MQ-9 Menu Trainer
Flex / Flash / Sqlite / Actionscript 3 / Flash Builder
The MQ-9 Menu Trainer was built to emulate the computer software used to operate the Air Force MQ-9 Reaper drones. I worked with Subject Matter Experts(SMEs) from the Air Force to build an extremely detailed emulator for the computer screens used to operate them. The MQ9MT was designed as a training aid for students to install on their laptop computers so they could train the buttons and get familiar with the various screens without having to use valuable simulator time. Having the MQ9MT made it so the simulators could be used for more in depth missions.
It started off as just an emulator so the students could learn the menu system. It grew into much more than the menu system. The menu system was many layers deep. There are buttons that turn on and off systems. There are buttons that take you to an input screen for inputting variables. It was designed to with the detail to look exactly like the screens down to the correct fonts, number of characters per line, the colors, gradients and line thicknesses.

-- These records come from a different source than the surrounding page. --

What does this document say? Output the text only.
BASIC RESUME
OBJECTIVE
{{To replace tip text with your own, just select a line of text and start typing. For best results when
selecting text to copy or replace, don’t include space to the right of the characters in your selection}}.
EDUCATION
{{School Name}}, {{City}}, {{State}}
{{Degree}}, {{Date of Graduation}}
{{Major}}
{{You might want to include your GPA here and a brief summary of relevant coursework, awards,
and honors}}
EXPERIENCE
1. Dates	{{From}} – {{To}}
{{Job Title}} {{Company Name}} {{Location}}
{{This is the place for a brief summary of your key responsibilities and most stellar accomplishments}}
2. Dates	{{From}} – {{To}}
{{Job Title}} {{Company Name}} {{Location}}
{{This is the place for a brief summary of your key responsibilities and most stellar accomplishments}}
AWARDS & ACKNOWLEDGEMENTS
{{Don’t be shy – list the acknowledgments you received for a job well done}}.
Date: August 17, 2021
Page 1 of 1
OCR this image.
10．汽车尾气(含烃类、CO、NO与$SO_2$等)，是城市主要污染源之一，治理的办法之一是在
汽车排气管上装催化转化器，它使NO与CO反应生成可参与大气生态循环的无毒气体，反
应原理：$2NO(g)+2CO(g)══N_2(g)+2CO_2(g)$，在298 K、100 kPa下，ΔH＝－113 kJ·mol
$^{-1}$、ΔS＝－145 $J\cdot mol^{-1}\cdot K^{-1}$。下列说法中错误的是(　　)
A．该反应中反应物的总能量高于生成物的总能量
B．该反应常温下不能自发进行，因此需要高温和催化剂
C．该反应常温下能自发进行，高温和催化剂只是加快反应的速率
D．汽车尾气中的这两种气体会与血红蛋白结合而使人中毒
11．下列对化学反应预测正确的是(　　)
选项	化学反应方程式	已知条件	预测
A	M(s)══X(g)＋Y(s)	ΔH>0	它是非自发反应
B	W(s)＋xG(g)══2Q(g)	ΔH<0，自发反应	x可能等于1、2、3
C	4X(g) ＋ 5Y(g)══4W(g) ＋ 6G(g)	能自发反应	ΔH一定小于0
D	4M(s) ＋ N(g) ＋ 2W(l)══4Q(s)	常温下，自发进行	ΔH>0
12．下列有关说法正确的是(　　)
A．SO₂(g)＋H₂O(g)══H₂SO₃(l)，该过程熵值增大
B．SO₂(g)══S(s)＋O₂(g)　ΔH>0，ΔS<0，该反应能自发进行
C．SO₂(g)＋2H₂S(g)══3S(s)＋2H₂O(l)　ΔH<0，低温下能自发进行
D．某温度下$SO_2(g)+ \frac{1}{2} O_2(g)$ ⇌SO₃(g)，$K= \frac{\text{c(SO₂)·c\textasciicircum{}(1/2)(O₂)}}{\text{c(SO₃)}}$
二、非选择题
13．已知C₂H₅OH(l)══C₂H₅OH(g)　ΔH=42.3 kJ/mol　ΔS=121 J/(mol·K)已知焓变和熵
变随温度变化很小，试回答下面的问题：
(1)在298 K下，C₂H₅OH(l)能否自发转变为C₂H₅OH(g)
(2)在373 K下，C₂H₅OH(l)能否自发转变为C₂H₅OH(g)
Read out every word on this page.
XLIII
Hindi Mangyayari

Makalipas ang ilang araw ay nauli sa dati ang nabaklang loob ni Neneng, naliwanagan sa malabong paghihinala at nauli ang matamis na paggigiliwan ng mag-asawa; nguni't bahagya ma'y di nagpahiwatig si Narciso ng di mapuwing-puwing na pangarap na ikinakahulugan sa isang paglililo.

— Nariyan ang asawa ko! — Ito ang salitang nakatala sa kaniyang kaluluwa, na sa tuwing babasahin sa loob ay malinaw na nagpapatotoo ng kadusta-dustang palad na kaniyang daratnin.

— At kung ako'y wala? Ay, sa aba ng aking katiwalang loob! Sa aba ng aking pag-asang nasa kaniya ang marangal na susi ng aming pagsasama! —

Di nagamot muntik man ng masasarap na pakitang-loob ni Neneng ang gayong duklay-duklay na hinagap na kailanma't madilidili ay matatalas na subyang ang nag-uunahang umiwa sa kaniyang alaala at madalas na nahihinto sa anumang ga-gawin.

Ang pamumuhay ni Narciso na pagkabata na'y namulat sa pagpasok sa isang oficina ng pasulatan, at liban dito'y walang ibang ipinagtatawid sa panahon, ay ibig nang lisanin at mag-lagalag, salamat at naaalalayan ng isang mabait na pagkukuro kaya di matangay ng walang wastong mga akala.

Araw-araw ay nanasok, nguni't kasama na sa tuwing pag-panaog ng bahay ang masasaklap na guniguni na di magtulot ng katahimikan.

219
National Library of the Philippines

The first image above, displays the menu buttons labeled M0 - M9. Pressing a button results in another set of buttons another layer deep. Pressing on the gray area (the Variable Information Tables) is like pressing the back button to go back up in the menu. Entering values in the input screen and toggling buttons results text changes on other screens or in other areas.
The second image above, shows the 3D camera view from the nose camera. In this view, it shows all of the gauges and updates the weapons icons to show what weapons are loaded. It is also a 3D environment so pressing the arrow keys will rotate the camera in 3D space.
The third, fourth, and fifth images above, show some of the weapons screens for adding inventory and verifying the loadout. The detail included how many times and for how long certain lights would blink.
The application used Flex, Flash, Sqlite, and Actionscript 3 and was built in Flash Builder IDE. Some of the earlier versions used XML to import all of the variables for the information tables. There were 66 screens for information tables so there were a lot of variables. I decided that having the data in an sqlite database would be better because it would provide the ability to create hazard conditions like in the simulator.